Reference Dockerfile in docker/ for the bundled image.

Init Containers

Use initContainers to run setup steps before the agent container starts. Init containers share the pod's volumes:

spec:
  initContainers:
    - name: install-tools
      image: busybox
      command: ["sh", "-c", "cp /tools/* /shared/"]
      volumeMounts:
        - name: tools
          mountPath: /shared

Service Account

Assign a specific service account if agents need cluster API access:

spec:
  serviceAccountName: "azp-agent"

The service account must exist in the same namespace.

Observability

The operator exposes Prometheus metrics on the controller pod:

Metric Type Description
azp_active_agents Gauge Currently running agent pods
azp_pending_jobs Gauge Jobs waiting in the ADO queue
azp_available_pvc_slots Gauge Free PVC slots available for scale-up
azp_reconcile_errors_total Counter Reconcile errors by reason

All metrics carry pool and namespace labels.
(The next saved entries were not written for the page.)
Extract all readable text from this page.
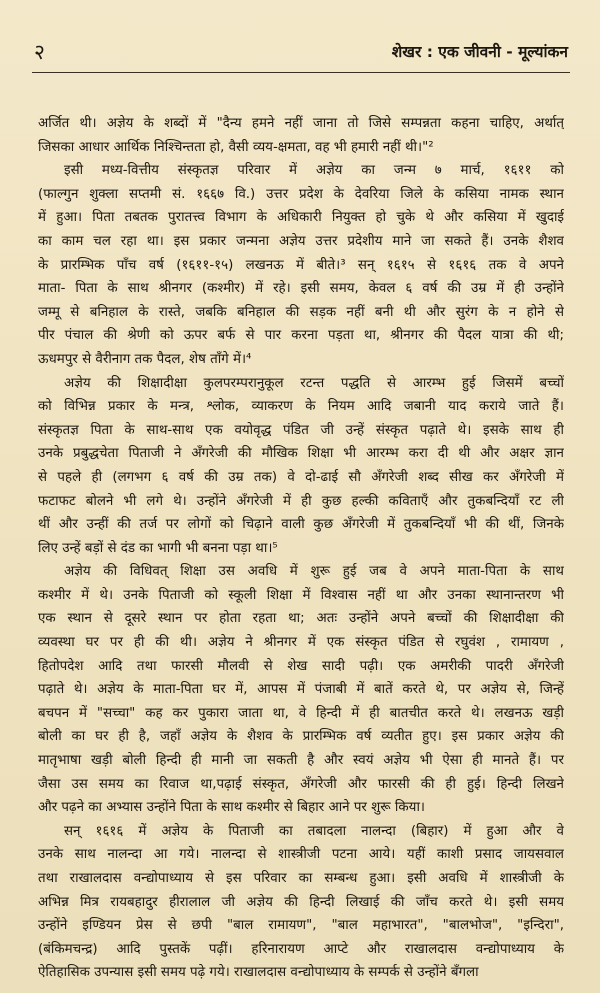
२	शेखर : एक जीवनी - मूल्यांकन
अर्जित थी। अज्ञेय के शब्दों में "दैन्य हमने नहीं जाना तो जिसे सम्पन्नता कहना चाहिए, अर्थात्
जिसका आधार आर्थिक निश्चिन्तता हो, वैसी व्यय-क्षमता, वह भी हमारी नहीं थी।"²
इसी मध्य-वित्तीय संस्कृतज्ञ परिवार में अज्ञेय का जन्म ७ मार्च, १६११ को
(फाल्गुन शुक्ला सप्तमी सं. १६६७ वि.) उत्तर प्रदेश के देवरिया जिले के कसिया नामक स्थान
में हुआ। पिता तबतक पुरातत्त्व विभाग के अधिकारी नियुक्त हो चुके थे और कसिया में खुदाई
का काम चल रहा था। इस प्रकार जन्मना अज्ञेय उत्तर प्रदेशीय माने जा सकते हैं। उनके शैशव
के प्रारम्भिक पाँच वर्ष (१६११-१५) लखनऊ में बीते।³ सन् १६१५ से १६१६ तक वे अपने
माता- पिता के साथ श्रीनगर (कश्मीर) में रहे। इसी समय, केवल ६ वर्ष की उम्र में ही उन्होंने
जम्मू से बनिहाल के रास्ते, जबकि बनिहाल की सड़क नहीं बनी थी और सुरंग के न होने से
पीर पंचाल की श्रेणी को ऊपर बर्फ से पार करना पड़ता था, श्रीनगर की पैदल यात्रा की थी;
ऊधमपुर से वैरीनाग तक पैदल, शेष ताँगे में।⁴
अज्ञेय की शिक्षादीक्षा कुलपरम्परानुकूल रटन्त पद्धति से आरम्भ हुई जिसमें बच्चों
को विभिन्न प्रकार के मन्त्र, श्लोक, व्याकरण के नियम आदि जबानी याद कराये जाते हैं।
संस्कृतज्ञ पिता के साथ-साथ एक वयोवृद्ध पंडित जी उन्हें संस्कृत पढ़ाते थे। इसके साथ ही
उनके प्रबुद्धचेता पिताजी ने अँगरेजी की मौखिक शिक्षा भी आरम्भ करा दी थी और अक्षर ज्ञान
से पहले ही (लगभग ६ वर्ष की उम्र तक) वे दो-ढाई सौ अँगरेजी शब्द सीख कर अँगरेजी में
फटाफट बोलने भी लगे थे। उन्होंने अँगरेजी में ही कुछ हल्की कविताएँ और तुकबन्दियाँ रट ली
थीं और उन्हीं की तर्ज पर लोगों को चिढ़ाने वाली कुछ अँगरेजी में तुकबन्दियाँ भी की थीं, जिनके
लिए उन्हें बड़ों से दंड का भागी भी बनना पड़ा था।⁵
अज्ञेय की विधिवत् शिक्षा उस अवधि में शुरू हुई जब वे अपने माता-पिता के साथ
कश्मीर में थे। उनके पिताजी को स्कूली शिक्षा में विश्वास नहीं था और उनका स्थानान्तरण भी
एक स्थान से दूसरे स्थान पर होता रहता था; अतः उन्होंने अपने बच्चों की शिक्षादीक्षा की
व्यवस्था घर पर ही की थी। अज्ञेय ने श्रीनगर में एक संस्कृत पंडित से रघुवंश , रामायण ,
हितोपदेश आदि तथा फारसी मौलवी से शेख सादी पढ़ी। एक अमरीकी पादरी अँगरेजी
पढ़ाते थे। अज्ञेय के माता-पिता घर में, आपस में पंजाबी में बातें करते थे, पर अज्ञेय से, जिन्हें
बचपन में "सच्चा" कह कर पुकारा जाता था, वे हिन्दी में ही बातचीत करते थे। लखनऊ खड़ी
बोली का घर ही है, जहाँ अज्ञेय के शैशव के प्रारम्भिक वर्ष व्यतीत हुए। इस प्रकार अज्ञेय की
मातृभाषा खड़ी बोली हिन्दी ही मानी जा सकती है और स्वयं अज्ञेय भी ऐसा ही मानते हैं। पर
जैसा उस समय का रिवाज था,पढ़ाई संस्कृत, अँगरेजी और फारसी की ही हुई। हिन्दी लिखने
और पढ़ने का अभ्यास उन्होंने पिता के साथ कश्मीर से बिहार आने पर शुरू किया।
सन् १६१६ में अज्ञेय के पिताजी का तबादला नालन्दा (बिहार) में हुआ और वे
उनके साथ नालन्दा आ गये। नालन्दा से शास्त्रीजी पटना आये। यहीं काशी प्रसाद जायसवाल
तथा राखालदास वन्द्योपाध्याय से इस परिवार का सम्बन्ध हुआ। इसी अवधि में शास्त्रीजी के
अभिन्न मित्र रायबहादुर हीरालाल जी अज्ञेय की हिन्दी लिखाई की जाँच करते थे। इसी समय
उन्होंने इण्डियन प्रेस से छपी "बाल रामायण", "बाल महाभारत", "बालभोज", "इन्दिरा",
(बंकिमचन्द्र) आदि पुस्तकें पढ़ीं। हरिनारायण आप्टे और राखालदास वन्द्योपाध्याय के
ऐतिहासिक उपन्यास इसी समय पढ़े गये। राखालदास वन्द्योपाध्याय के सम्पर्क से उन्होंने बँगला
Use these alongside standard Kubernetes pod metrics for capacity planning and alerting.

High Availability

The operator supports leader election for multi-replica deployments:

# Enable in the controller Deployment
--leader-elect=true

Only one replica is active at a time. Configure at least two replicas to avoid downtime during node failures.

Troubleshooting

Agents not scaling up

  1. Check the Available condition on the AgentPool: kubectl describe agentpool <name>
  2. Look for errors in controller logs: kubectl logs deploy/azure-devops-agent-operator-controller-manager
  3. Verify the PAT is valid and has the correct scope

PVC pending after scale-up

The PVC pool is pre-provisioned at maxAgents size. If PVCs remain Pending, the storage class may not have available capacity or the cluster lacks a default StorageClass. Specify storageClassName explicitly in cacheVolumes.

Dummy agent not accepting jobs

The offline dummy agent behavior depends on Azure DevOps queuing semantics. If jobs fail immediately instead of queuing, verify that your ADO organization queues work against offline agents by checking under Agent pools > Jobs in the ADO UI.

Pods evicted or OOMKilled

Increase agentResources.limits.memory. For Docker-in-Docker workloads, also check the DinD sidecar container limits.